Mendidik anak dan keluarga untuk tetap berada dalam jalan hidayah Allah, sebenarnya banyak bertumpu pada bagaimana kualitas ketaqwaan dan keshalihan orang tua. Firman Allah QS. At-Tahrim ayat 6 yg artinya, "Wahai orang-orang beriman peliharalah dirimu dan keluargamu dari api neraka," menyebutkan pemeliharaan itu berawal dari pemeliharaan terhadap diri sendiri (anfusakum), atau fihak orang tua.
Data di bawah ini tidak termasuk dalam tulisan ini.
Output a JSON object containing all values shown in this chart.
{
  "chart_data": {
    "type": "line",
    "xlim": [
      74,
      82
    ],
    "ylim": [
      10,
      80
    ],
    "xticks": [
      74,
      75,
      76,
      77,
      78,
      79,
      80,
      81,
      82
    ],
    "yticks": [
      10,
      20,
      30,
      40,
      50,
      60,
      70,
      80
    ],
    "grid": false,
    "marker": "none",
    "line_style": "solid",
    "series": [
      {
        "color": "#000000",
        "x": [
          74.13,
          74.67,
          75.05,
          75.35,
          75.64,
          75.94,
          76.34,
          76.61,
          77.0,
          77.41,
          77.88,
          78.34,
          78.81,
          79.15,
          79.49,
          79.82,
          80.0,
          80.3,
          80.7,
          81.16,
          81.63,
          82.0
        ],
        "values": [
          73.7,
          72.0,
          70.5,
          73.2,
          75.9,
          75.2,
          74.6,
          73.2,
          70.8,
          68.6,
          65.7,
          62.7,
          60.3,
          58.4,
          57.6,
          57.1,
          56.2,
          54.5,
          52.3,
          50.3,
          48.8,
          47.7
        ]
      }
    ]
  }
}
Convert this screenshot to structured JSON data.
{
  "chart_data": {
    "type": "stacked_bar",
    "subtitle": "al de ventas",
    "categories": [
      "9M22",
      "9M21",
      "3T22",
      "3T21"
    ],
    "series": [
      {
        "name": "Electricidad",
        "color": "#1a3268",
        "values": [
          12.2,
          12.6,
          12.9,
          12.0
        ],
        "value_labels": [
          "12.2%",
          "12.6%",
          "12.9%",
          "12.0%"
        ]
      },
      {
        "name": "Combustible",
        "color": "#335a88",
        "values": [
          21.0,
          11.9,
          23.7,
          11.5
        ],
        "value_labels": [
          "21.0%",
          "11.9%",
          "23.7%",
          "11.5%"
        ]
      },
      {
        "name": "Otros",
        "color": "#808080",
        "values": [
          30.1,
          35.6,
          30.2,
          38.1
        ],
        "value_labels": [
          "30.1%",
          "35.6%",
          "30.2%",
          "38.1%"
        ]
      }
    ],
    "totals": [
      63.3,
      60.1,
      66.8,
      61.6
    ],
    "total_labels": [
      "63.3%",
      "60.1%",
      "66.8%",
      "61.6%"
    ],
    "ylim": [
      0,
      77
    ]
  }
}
Setelah itu, barulah pemeliharaan itu diarahkan pada sanak keluarga (ahliikum). Keshalihan orangtua juga ternyata memiliki akibat pada kebaikan keturunannya. Lihatlah jawaban Nabi Khidir ketika Nabi Musa as bertanya, "Kenapa ia menolak mengambil upah memperbaiki rumah yg hampir runtuh?" Jawaban Khidir adalah, "Kaana abuuhuma shalihan," Adalah orang tua mereka itu orang shalih" (Lihat Al-Kahfi:82)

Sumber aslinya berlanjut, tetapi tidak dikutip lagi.